A past commodore of the Brittania Yacht Club and the founder of its junior sailing program, he was regarded by many as a pillar of the sport, both locally and worldwide. “He really believed in what we call Corinthianism, which is sailing fairly by the rules,” said Ron Brooman, a retired Ottawa accountant who raced with Mr. Sherwood for many years beginning in 1947.
An impressive flotilla of honours came to him in the last two years. In 2000 he won ISAF’s prestigious Beppe Croce Trophy, whose previous recipients have included King Olav V of Norway and King Juan Carlos of Spain, and he was the Canadian Yachting Association’s Rolex Sailor of the Year. He was inducted into the Ottawa Sports Hall of Fame last October.
“He had an incredible ability to read the winds,” said his son, Chris Sherwood. “He seemed to know where to go to find the right winds, to keep ahead of the pack. It always amazed me. He’d see an area on the opposite shore and he’d say, ‘We’re going over there.’ And we’d head over there and everyone would stay behind, and sure enough, the breeze would pick up and we’d take off ahead of everyone.”
He was born in 1923 to a well-established family with a distinguished United Empire Loyalist background; his father and paternal grandfather had been military colonels, his distaff grandfather a federal chief justice. He attended private schools in Ottawa and Montreal and served overseas for four years in WWII. Attaining a BA at the University of Toronto, he attended Osgoode Hall Law School and opened a law practice in Ottawa in 1950. He became a magistrate in 1960 and a provincial judge in 1968.

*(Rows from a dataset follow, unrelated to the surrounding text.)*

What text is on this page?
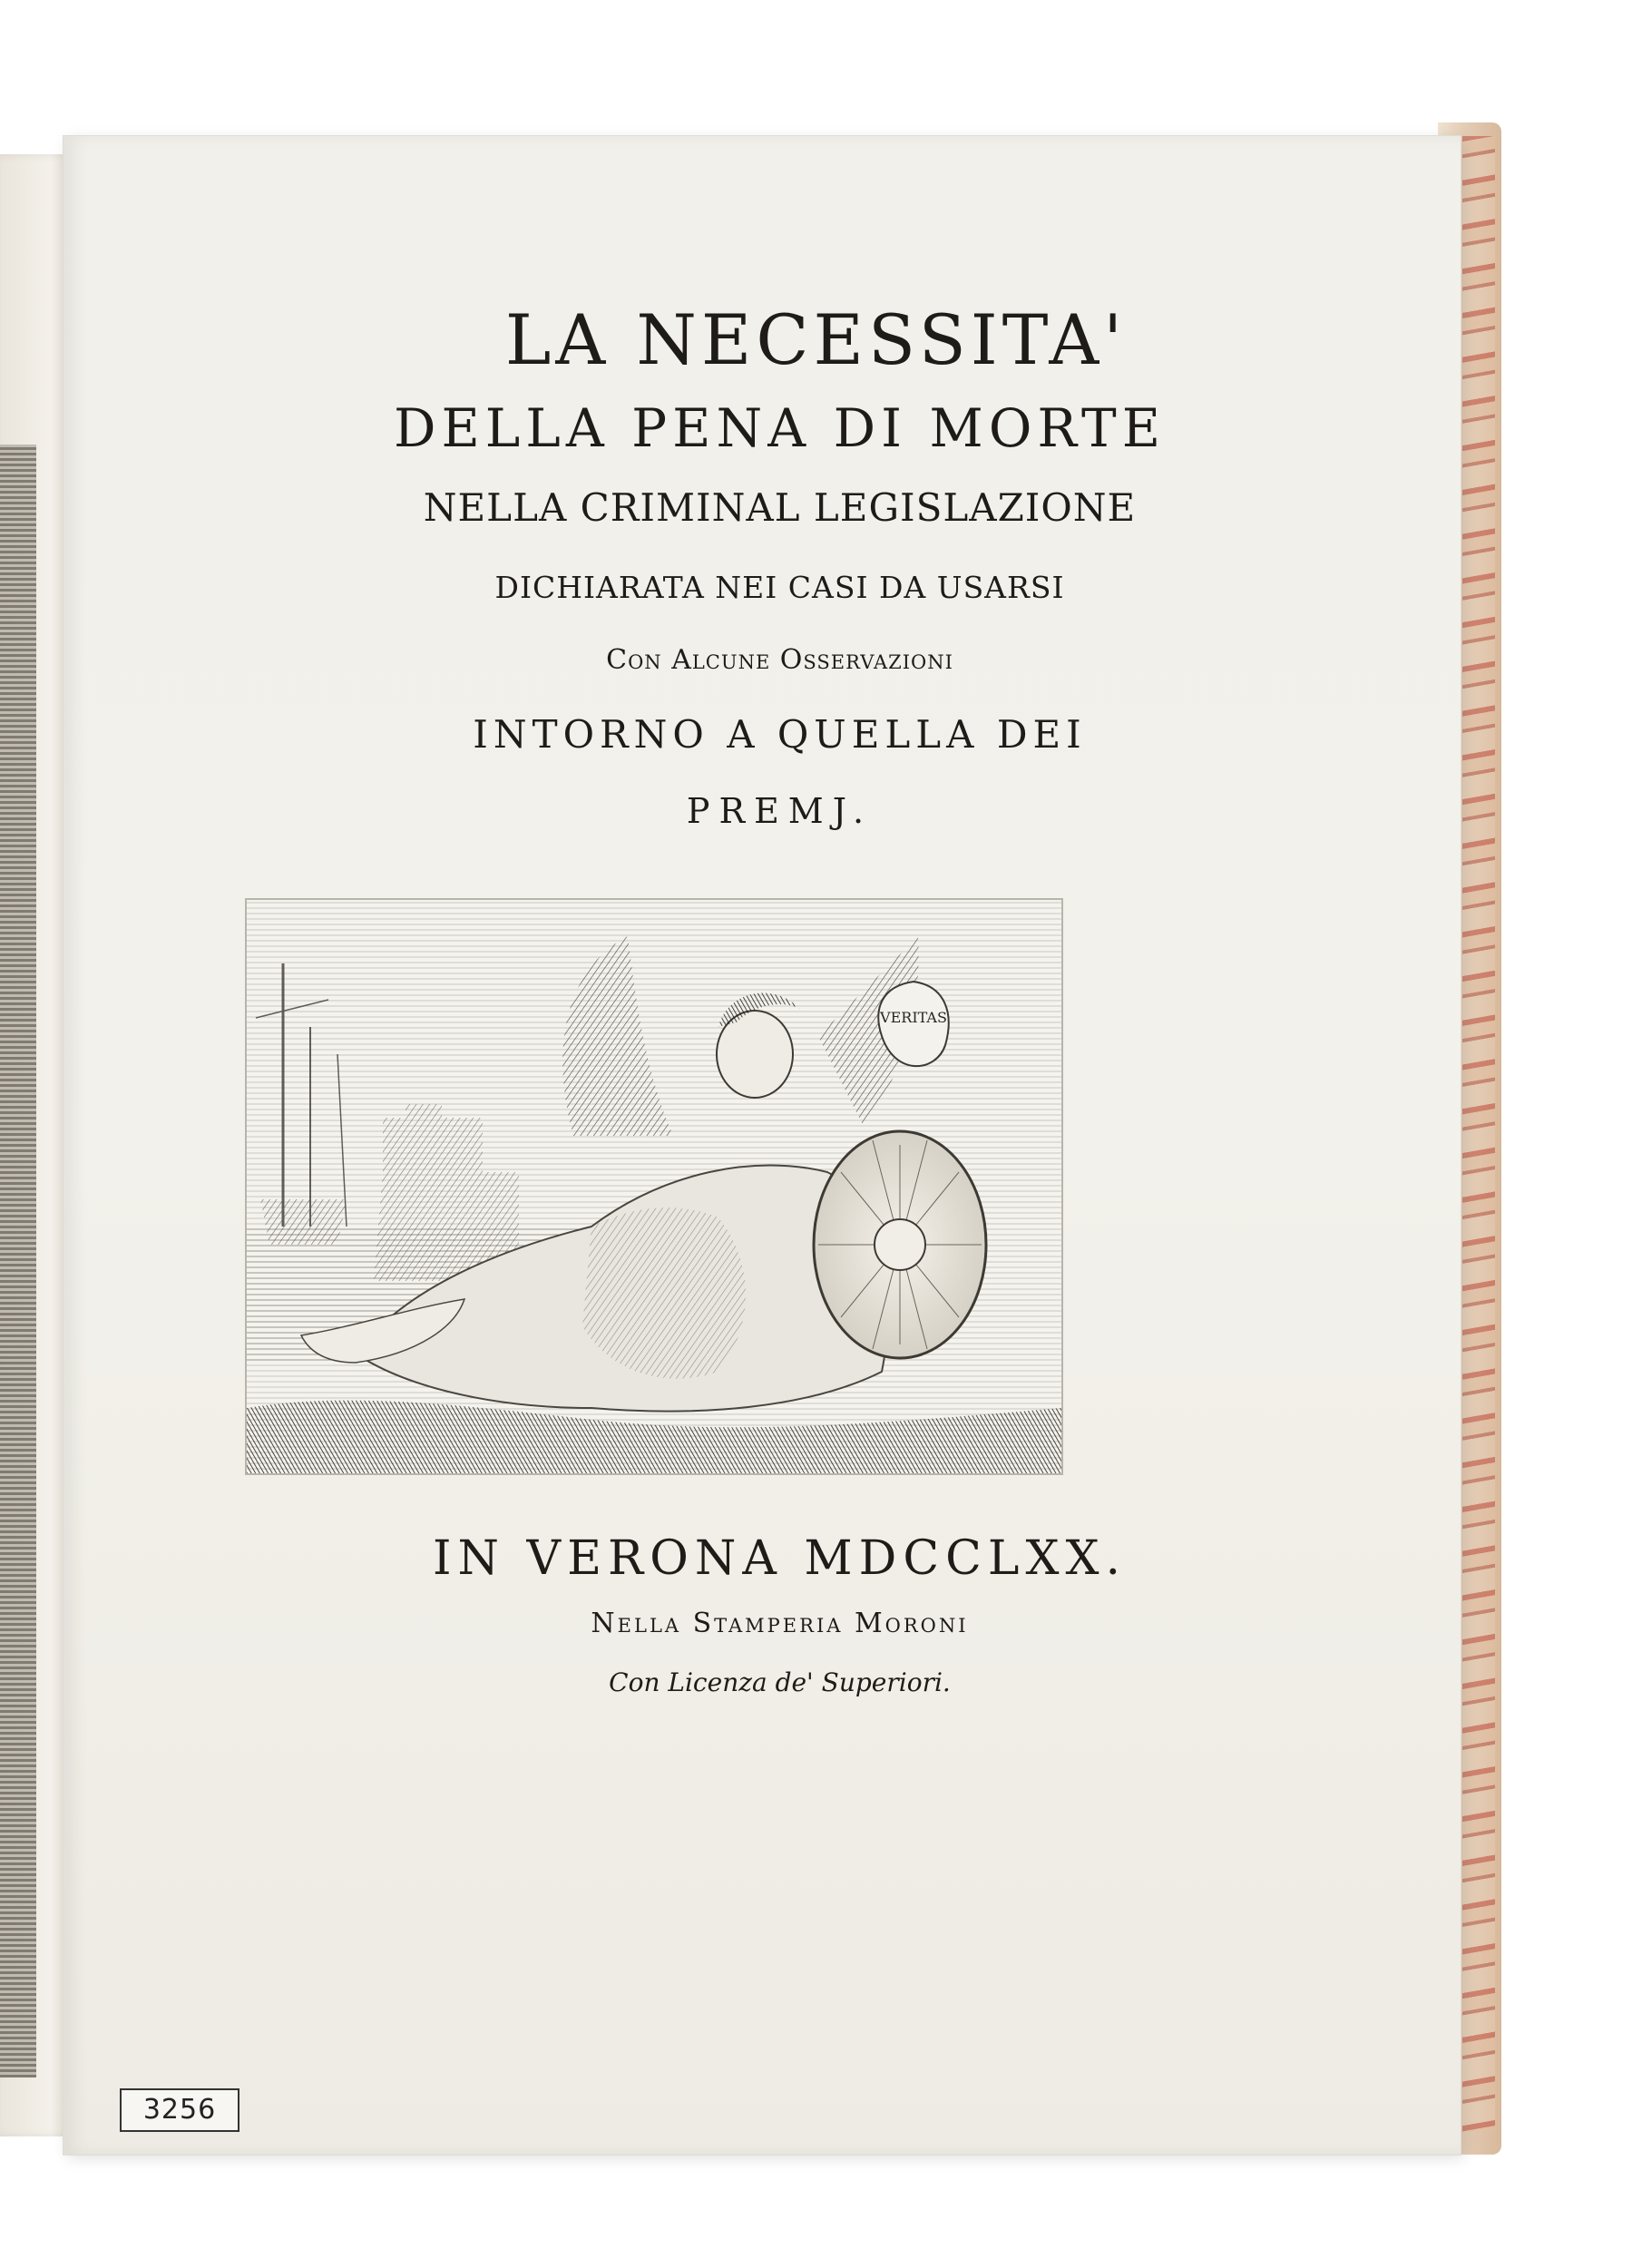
LA NECESSITA'
DELLA PENA DI MORTE
NELLA CRIMINAL LEGISLAZIONE
DICHIARATA NEI CASI DA USARSI
Con Alcune Osservazioni
INTORNO A QUELLA DEI
PREMJ.
VERITAS
IN VERONA MDCCLXX.
Nella Stamperia Moroni
Con Licenza de' Superiori.
3256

Although he had sailed at the family cottage on Blue Sea Lake in Quebec, it was not until he returned from the war that his grandmother bought him his own sailboat, a 14-foot cat dinghy that he named Four Winds. It was the first of a succession of dinghies, dragons, sharks, sloops and Nonsuch’s that he would possess and master. He often joked that it would be a “frosty Friday” the day he got a powerboat; he acquired one late in life and called it Frosty Friday.
He was Canadian champion of shark-class racing in 1964 and North American shark champion in 1965. Soon after he gave up competing and began his rules and jury work. Professionally, he retired from the courtroom in 1983 but returned in 1988 to hear federal tax appeals. He impressed many with his mastery of Canada’s complex tax laws until retiring a second time in 1993.
He was a founding chair of the Ottawa Youth Services Bureau, a volunteer for the Ottawa Boys Club, and a member of the Governor-General’s Curling Club. He continued adjudicating even in the throes of illness; he drafted an important appeals decision only two weeks before he died of cancer. “When Livius got sick we said, ‘What do you want to do, do you want to retire?'” said Mr. Hayward. “He said, ‘No, my mind’s still here, I want to die in harness.’ And that’s basically what he did.”
He was predeceased by his wife, Anne Galligan, in 1979, and by a younger brother, George, in 1999. He leaves son Chris Sherwood and daughter Mary Sharkey, both of Ottawa.